Outre le développement d’un DSL JavaScript, les tests fonctionnels et la corrélation de logs, la startup entend diversifier les formats des rapports, qui sont de plus en plus partagés en interne par ses usagers. Récemment, Gatling Enterprise Cloud a intégré la fonction Private Locations, qui permet aux entreprises des secteurs régulés de déployer un control plane localement et d’exécuter les générateurs de charges sur un réseau privé, tout en orchestrant la configuration depuis l’interface cloud. Cela doit également permettre aux entreprises de ne pas gérer le déploiement de la base de données Apache Cassandra habituellement nécessaire pour récolter les données de test avec la version on-premise.

Par ailleurs, l’éditeur entend revoir la version open source afin d’en simplifier le déploiement. « La version open source correspond au générateur de charges, tandis que la version entreprise est un orchestrateur centralisé de tests », distingue Paul-Henri Pillet.

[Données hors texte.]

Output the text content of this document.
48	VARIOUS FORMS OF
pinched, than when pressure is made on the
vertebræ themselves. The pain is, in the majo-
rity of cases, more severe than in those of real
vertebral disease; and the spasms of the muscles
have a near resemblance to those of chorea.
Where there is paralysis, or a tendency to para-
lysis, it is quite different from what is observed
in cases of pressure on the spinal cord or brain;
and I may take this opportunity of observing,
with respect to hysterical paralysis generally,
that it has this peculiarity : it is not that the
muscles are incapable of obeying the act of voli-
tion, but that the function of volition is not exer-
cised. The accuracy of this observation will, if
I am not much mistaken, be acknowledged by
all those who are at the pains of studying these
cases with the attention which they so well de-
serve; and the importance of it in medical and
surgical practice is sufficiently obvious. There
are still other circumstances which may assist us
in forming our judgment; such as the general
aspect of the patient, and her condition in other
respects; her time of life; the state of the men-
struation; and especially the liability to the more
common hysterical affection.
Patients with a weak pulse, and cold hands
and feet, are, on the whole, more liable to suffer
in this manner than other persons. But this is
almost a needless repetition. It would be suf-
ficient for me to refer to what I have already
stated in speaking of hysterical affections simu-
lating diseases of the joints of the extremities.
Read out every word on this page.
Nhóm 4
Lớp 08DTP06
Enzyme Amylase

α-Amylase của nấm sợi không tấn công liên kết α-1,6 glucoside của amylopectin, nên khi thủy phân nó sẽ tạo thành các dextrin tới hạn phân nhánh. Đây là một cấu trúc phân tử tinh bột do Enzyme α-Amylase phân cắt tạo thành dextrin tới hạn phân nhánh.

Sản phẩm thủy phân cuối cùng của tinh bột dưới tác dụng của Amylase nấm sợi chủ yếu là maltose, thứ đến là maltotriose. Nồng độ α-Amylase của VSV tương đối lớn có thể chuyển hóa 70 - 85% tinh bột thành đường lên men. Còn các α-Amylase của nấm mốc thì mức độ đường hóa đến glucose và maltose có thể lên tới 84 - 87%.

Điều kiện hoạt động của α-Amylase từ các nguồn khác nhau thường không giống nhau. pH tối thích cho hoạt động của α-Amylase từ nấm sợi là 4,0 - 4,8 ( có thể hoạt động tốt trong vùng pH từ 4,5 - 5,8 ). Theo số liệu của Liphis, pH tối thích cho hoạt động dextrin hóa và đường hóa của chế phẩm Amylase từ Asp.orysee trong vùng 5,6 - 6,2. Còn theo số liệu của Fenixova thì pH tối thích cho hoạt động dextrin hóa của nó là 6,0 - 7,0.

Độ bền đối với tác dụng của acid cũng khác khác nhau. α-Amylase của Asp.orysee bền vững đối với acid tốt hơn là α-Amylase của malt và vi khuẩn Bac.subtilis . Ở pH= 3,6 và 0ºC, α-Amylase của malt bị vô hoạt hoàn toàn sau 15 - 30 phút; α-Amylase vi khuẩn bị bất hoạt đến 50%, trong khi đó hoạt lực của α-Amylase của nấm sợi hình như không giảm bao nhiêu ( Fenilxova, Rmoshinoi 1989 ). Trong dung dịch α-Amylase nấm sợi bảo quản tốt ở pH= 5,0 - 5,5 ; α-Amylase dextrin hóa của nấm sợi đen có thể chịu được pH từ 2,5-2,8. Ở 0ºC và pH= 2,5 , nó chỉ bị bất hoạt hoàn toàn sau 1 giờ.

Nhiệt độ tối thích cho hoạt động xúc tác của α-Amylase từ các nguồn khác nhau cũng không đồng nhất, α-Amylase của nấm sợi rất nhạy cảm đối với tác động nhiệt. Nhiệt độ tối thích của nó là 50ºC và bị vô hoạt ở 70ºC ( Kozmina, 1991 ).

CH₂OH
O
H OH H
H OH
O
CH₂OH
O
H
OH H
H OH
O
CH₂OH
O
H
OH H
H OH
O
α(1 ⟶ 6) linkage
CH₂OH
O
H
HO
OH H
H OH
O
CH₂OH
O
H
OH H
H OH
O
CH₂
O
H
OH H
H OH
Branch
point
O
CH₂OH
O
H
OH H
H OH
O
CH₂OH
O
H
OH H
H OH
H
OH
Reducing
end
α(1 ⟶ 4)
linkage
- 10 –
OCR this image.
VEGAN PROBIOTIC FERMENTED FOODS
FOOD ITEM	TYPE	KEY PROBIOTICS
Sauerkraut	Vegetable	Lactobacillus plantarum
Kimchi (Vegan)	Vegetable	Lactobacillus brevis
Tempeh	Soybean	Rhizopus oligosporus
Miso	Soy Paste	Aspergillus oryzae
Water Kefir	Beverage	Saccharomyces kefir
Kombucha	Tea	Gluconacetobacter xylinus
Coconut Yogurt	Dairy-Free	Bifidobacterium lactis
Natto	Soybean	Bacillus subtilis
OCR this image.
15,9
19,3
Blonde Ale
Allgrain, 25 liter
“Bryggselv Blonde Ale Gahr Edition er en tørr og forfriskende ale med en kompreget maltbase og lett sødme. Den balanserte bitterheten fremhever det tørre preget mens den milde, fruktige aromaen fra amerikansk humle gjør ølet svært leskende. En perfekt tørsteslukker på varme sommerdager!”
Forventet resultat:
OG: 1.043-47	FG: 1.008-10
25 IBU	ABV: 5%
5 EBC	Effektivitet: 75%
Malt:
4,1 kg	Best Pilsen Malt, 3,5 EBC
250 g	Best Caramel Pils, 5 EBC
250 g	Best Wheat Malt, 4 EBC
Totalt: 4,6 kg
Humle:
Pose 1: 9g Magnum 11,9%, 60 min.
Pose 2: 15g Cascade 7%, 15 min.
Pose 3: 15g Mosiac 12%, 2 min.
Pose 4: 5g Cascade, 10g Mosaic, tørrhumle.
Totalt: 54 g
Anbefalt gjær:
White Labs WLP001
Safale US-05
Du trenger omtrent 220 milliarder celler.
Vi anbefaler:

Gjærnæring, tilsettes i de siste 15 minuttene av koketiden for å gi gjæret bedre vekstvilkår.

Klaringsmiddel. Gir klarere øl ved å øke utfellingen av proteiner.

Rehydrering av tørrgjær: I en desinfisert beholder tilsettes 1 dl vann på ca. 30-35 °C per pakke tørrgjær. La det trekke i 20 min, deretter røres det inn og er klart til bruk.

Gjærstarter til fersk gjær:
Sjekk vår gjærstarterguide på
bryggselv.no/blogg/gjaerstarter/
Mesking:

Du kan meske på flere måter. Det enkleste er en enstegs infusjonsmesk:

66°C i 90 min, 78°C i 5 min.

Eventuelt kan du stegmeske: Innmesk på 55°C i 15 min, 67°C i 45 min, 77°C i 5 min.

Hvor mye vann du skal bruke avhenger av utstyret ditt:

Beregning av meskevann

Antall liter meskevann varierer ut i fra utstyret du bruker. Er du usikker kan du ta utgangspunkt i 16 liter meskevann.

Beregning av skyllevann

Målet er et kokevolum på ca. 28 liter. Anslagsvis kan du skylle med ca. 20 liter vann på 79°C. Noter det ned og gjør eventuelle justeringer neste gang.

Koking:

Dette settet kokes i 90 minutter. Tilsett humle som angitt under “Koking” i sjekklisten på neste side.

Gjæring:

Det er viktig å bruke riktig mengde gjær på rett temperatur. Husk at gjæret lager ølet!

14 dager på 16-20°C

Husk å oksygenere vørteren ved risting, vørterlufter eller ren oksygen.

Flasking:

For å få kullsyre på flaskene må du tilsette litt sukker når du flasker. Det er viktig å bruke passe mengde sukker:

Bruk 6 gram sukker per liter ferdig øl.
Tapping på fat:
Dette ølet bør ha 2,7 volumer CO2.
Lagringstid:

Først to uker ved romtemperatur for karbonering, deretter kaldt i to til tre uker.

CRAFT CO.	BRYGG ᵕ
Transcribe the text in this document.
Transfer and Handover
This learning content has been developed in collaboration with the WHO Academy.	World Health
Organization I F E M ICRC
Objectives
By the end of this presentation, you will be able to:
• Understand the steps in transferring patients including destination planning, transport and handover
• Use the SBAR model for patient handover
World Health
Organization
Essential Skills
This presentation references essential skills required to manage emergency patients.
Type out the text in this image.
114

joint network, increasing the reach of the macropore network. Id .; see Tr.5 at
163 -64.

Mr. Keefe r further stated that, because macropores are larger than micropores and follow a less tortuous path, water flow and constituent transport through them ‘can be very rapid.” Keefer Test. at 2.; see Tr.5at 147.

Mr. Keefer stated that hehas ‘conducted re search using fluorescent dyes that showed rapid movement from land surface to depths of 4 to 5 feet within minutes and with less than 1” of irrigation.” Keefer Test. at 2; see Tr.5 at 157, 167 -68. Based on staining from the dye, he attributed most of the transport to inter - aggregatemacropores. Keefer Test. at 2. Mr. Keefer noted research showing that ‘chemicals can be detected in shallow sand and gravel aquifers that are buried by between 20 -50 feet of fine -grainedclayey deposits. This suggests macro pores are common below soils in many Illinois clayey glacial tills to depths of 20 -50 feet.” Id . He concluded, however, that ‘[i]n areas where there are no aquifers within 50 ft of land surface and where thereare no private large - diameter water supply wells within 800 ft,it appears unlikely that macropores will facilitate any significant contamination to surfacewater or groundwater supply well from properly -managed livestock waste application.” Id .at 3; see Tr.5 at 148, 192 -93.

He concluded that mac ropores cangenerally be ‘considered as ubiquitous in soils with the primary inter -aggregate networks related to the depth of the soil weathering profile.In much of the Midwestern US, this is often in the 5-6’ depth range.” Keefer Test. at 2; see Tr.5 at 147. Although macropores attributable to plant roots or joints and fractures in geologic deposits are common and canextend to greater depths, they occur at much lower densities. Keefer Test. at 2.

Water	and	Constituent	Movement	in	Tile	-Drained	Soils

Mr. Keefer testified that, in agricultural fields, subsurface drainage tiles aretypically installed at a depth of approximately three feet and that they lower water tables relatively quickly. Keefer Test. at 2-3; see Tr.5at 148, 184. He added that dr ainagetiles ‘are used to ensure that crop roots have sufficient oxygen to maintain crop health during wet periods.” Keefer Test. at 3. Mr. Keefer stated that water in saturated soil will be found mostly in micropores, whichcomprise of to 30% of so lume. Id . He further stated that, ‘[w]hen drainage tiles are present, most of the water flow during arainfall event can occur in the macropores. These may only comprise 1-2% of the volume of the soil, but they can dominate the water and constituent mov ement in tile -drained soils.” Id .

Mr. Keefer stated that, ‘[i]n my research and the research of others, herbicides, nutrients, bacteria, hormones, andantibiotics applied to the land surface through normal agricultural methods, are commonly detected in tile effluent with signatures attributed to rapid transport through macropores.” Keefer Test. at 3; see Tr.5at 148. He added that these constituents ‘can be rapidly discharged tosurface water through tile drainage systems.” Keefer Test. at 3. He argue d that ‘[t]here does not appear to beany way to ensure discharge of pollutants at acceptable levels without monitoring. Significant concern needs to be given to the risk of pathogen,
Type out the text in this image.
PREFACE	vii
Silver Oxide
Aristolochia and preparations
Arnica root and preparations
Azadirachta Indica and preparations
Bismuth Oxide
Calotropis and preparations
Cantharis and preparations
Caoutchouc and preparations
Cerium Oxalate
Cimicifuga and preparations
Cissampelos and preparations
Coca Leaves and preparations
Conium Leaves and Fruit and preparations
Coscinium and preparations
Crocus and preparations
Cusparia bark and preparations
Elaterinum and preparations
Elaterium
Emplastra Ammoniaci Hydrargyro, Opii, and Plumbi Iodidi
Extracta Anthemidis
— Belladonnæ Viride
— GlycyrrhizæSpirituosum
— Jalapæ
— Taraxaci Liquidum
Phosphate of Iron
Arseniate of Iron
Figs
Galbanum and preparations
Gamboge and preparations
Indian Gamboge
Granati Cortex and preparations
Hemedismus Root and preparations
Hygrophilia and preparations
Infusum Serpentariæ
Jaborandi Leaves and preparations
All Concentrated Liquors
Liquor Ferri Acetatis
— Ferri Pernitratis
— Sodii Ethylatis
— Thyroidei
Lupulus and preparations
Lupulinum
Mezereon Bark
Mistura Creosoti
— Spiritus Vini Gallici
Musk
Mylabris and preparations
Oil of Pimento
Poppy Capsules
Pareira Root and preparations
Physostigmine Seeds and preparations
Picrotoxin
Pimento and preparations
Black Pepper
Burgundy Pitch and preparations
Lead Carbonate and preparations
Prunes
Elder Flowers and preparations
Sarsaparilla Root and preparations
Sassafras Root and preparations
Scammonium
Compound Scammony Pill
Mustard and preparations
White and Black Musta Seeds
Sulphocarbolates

Après une première levée de fonds en seed en 2020, Gatling prépare une deuxième campagne de collecte afin de poursuivre ses efforts R&D et s’installer aux États-Unis. « Jusqu’ici, nous avons pu gérer la plupart des interactions à distance, mais nos clients outre-Atlantique investissent beaucoup dans notre solution et nous devons les accompagner pour répondre à leurs enjeux critiques », indique le dirigeant. L’entreprise indique qu’environ 40 % des 100 000 entreprises utilisatrices de l’outil de test de charges sont localisées aux États-Unis.

Si Gatling Corp estime qu’il lui faut environ 15 millions d’euros pour mener l’ensemble de ses projets, l’éditeur français n’est toutefois pas pressé. « Ce n’est pas la meilleure période. Nous préférons nous donner le temps et lever dans de bonnes conditions », renseigne le CEO.